Harper nodded. She was tired of telling the story over and over again, but perhaps the Justin Shot had loosened her tongue. “I don’t think the Beast is causing it,” she said. “It seemed like the corruption was attacking it, too, just as much as it’s attacking the town.”

May’s brow furrowed. “That can’t be right.”

“I know what I saw,” Harper said, tensing. But before either of them could say anything more, Justin’s voice broke through the clearing.

“Hey!” Harper turned to see him just a few feet away, looking puzzled. “You two coming or what? We have a game to play.”

“Just need to get a refill,” May said, shaking her head and heading toward the cooler. Whatever had just happened between her and Harper had passed, but Harper knew something had shifted between them.

She stared at the stump, at Isaac, who was swaying softly, at Justin’s earnest face as he waited for her answer.

Saying yes was a bad idea. She nodded anyway.

The drinking game was called Monster in the Gray. Nails lined the edge of a tree stump in an uneven circle, their tips driven into the wood. The object of the game, Justin explained, was to take a hammer, throw it up in the air, catch it, and drive the nail deeper into the tree. If you didn’t touch the nail, you drank.

“Well, that seems like a great way to send your friends to the hospital,” Violet said, eyeing the stump with concern.

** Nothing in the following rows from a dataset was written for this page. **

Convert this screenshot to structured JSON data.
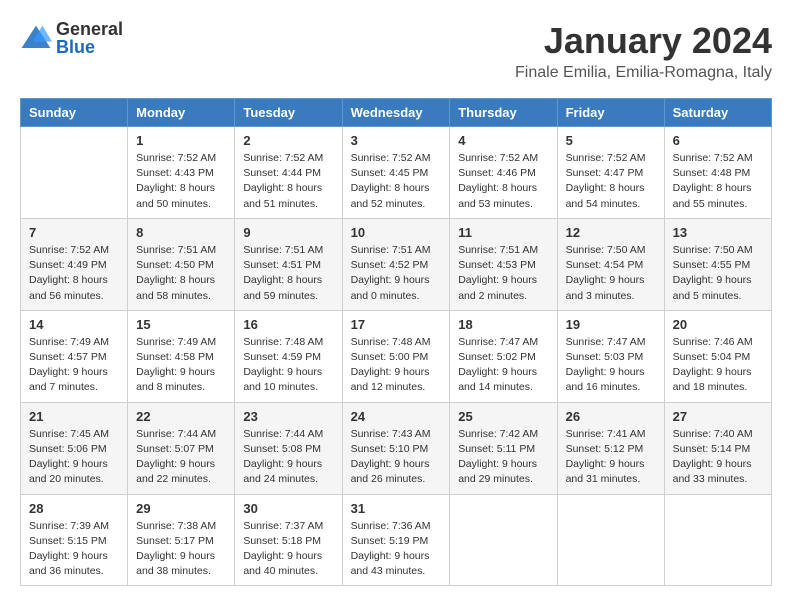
{
  "logo": {
    "general": "General",
    "blue": "Blue"
  },
  "title": "January 2024",
  "location": "Finale Emilia, Emilia-Romagna, Italy",
  "days_of_week": [
    "Sunday",
    "Monday",
    "Tuesday",
    "Wednesday",
    "Thursday",
    "Friday",
    "Saturday"
  ],
  "weeks": [
    [
      {
        "day": "",
        "info": ""
      },
      {
        "day": "1",
        "info": "Sunrise: 7:52 AM\nSunset: 4:43 PM\nDaylight: 8 hours\nand 50 minutes."
      },
      {
        "day": "2",
        "info": "Sunrise: 7:52 AM\nSunset: 4:44 PM\nDaylight: 8 hours\nand 51 minutes."
      },
      {
        "day": "3",
        "info": "Sunrise: 7:52 AM\nSunset: 4:45 PM\nDaylight: 8 hours\nand 52 minutes."
      },
      {
        "day": "4",
        "info": "Sunrise: 7:52 AM\nSunset: 4:46 PM\nDaylight: 8 hours\nand 53 minutes."
      },
      {
        "day": "5",
        "info": "Sunrise: 7:52 AM\nSunset: 4:47 PM\nDaylight: 8 hours\nand 54 minutes."
      },
      {
        "day": "6",
        "info": "Sunrise: 7:52 AM\nSunset: 4:48 PM\nDaylight: 8 hours\nand 55 minutes."
      }
    ],
    [
      {
        "day": "7",
        "info": "Sunrise: 7:52 AM\nSunset: 4:49 PM\nDaylight: 8 hours\nand 56 minutes."
      },
      {
        "day": "8",
        "info": "Sunrise: 7:51 AM\nSunset: 4:50 PM\nDaylight: 8 hours\nand 58 minutes."
      },
      {
        "day": "9",
        "info": "Sunrise: 7:51 AM\nSunset: 4:51 PM\nDaylight: 8 hours\nand 59 minutes."
      },
      {
        "day": "10",
        "info": "Sunrise: 7:51 AM\nSunset: 4:52 PM\nDaylight: 9 hours\nand 0 minutes."
      },
      {
        "day": "11",
        "info": "Sunrise: 7:51 AM\nSunset: 4:53 PM\nDaylight: 9 hours\nand 2 minutes."
      },
      {
        "day": "12",
        "info": "Sunrise: 7:50 AM\nSunset: 4:54 PM\nDaylight: 9 hours\nand 3 minutes."
      },
      {
        "day": "13",
        "info": "Sunrise: 7:50 AM\nSunset: 4:55 PM\nDaylight: 9 hours\nand 5 minutes."
      }
    ],
    [
      {
        "day": "14",
        "info": "Sunrise: 7:49 AM\nSunset: 4:57 PM\nDaylight: 9 hours\nand 7 minutes."
      },
      {
        "day": "15",
        "info": "Sunrise: 7:49 AM\nSunset: 4:58 PM\nDaylight: 9 hours\nand 8 minutes."
      },
      {
        "day": "16",
        "info": "Sunrise: 7:48 AM\nSunset: 4:59 PM\nDaylight: 9 hours\nand 10 minutes."
      },
      {
        "day": "17",
        "info": "Sunrise: 7:48 AM\nSunset: 5:00 PM\nDaylight: 9 hours\nand 12 minutes."
      },
      {
        "day": "18",
        "info": "Sunrise: 7:47 AM\nSunset: 5:02 PM\nDaylight: 9 hours\nand 14 minutes."
      },
      {
        "day": "19",
        "info": "Sunrise: 7:47 AM\nSunset: 5:03 PM\nDaylight: 9 hours\nand 16 minutes."
      },
      {
        "day": "20",
        "info": "Sunrise: 7:46 AM\nSunset: 5:04 PM\nDaylight: 9 hours\nand 18 minutes."
      }
    ],
    [
      {
        "day": "21",
        "info": "Sunrise: 7:45 AM\nSunset: 5:06 PM\nDaylight: 9 hours\nand 20 minutes."
      },
      {
        "day": "22",
        "info": "Sunrise: 7:44 AM\nSunset: 5:07 PM\nDaylight: 9 hours\nand 22 minutes."
      },
      {
        "day": "23",
        "info": "Sunrise: 7:44 AM\nSunset: 5:08 PM\nDaylight: 9 hours\nand 24 minutes."
      },
      {
        "day": "24",
        "info": "Sunrise: 7:43 AM\nSunset: 5:10 PM\nDaylight: 9 hours\nand 26 minutes."
      },
      {
        "day": "25",
        "info": "Sunrise: 7:42 AM\nSunset: 5:11 PM\nDaylight: 9 hours\nand 29 minutes."
      },
      {
        "day": "26",
        "info": "Sunrise: 7:41 AM\nSunset: 5:12 PM\nDaylight: 9 hours\nand 31 minutes."
      },
      {
        "day": "27",
        "info": "Sunrise: 7:40 AM\nSunset: 5:14 PM\nDaylight: 9 hours\nand 33 minutes."
      }
    ],
    [
      {
        "day": "28",
        "info": "Sunrise: 7:39 AM\nSunset: 5:15 PM\nDaylight: 9 hours\nand 36 minutes."
      },
      {
        "day": "29",
        "info": "Sunrise: 7:38 AM\nSunset: 5:17 PM\nDaylight: 9 hours\nand 38 minutes."
      },
      {
        "day": "30",
        "info": "Sunrise: 7:37 AM\nSunset: 5:18 PM\nDaylight: 9 hours\nand 40 minutes."
      },
      {
        "day": "31",
        "info": "Sunrise: 7:36 AM\nSunset: 5:19 PM\nDaylight: 9 hours\nand 43 minutes."
      },
      {
        "day": "",
        "info": ""
      },
      {
        "day": "",
        "info": ""
      },
      {
        "day": "",
        "info": ""
      }
    ]
  ]
}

“I can’t believe you made a big deal out of the sword and then wanted us to play this,” said Harper.

“Isaac,” May stage-whispered. “I think they’re scared.”

Isaac’s grin was too wide. “I think they are.” He grabbed the hammer, tossed it, caught it, and drove the nearest nail deep into the splintered wood in one quick, fluid motion. May and Justin nodded appreciatively. Even Harper had to admit that she was begrudgingly impressed.

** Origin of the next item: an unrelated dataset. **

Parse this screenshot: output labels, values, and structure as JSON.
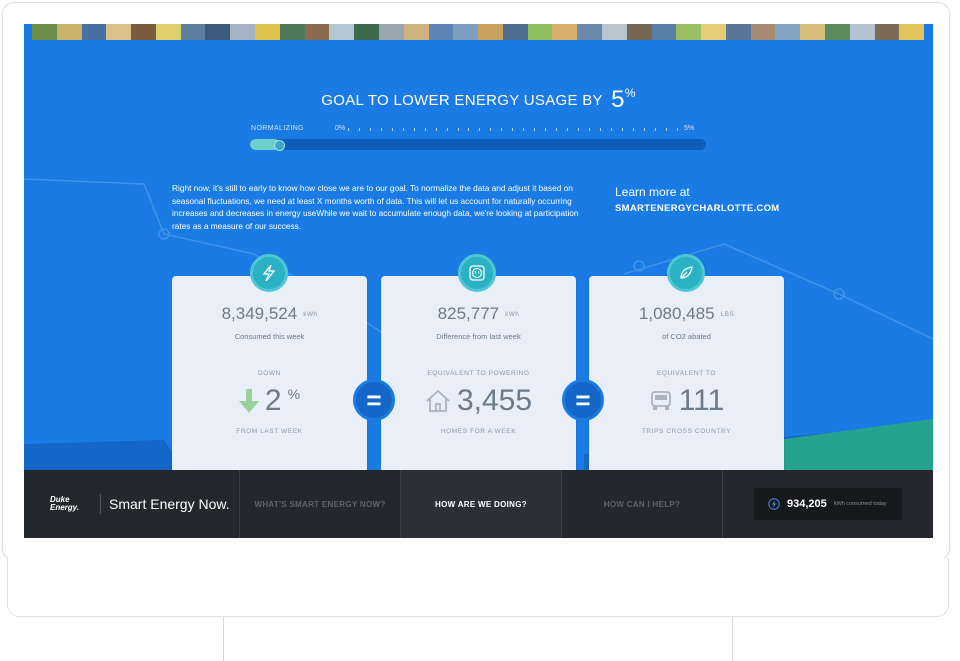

“See?” he said, handing it to Violet. “You’re the founders, guarding the town border, and if you drive all the nails in—”

“The Beast doesn’t get out, yeah, yeah, I get it.” Violet hefted the tool, looking anxious. “I’m not sure how to do this—”

“Here.” Isaac reached over and adjusted Violet’s fingers, shifting her grip. “So you don’t hurt yourself.” His hands lingered over hers, and Harper wondered if it was the alcohol or something entirely different that made them both pull away from each other a bit too slowly.

“Thanks,” Violet said softly.

Harper glanced around at Justin and May to see that both of them were watching this, too, May still sober enough to look bored by it, Justin too drunk to pretend his focus was anywhere else.

“Okay,” Violet said, tossing the hammer up in the air. She caught it, but her swing went wild, completely missing the nail, and her laughter washed the moment away.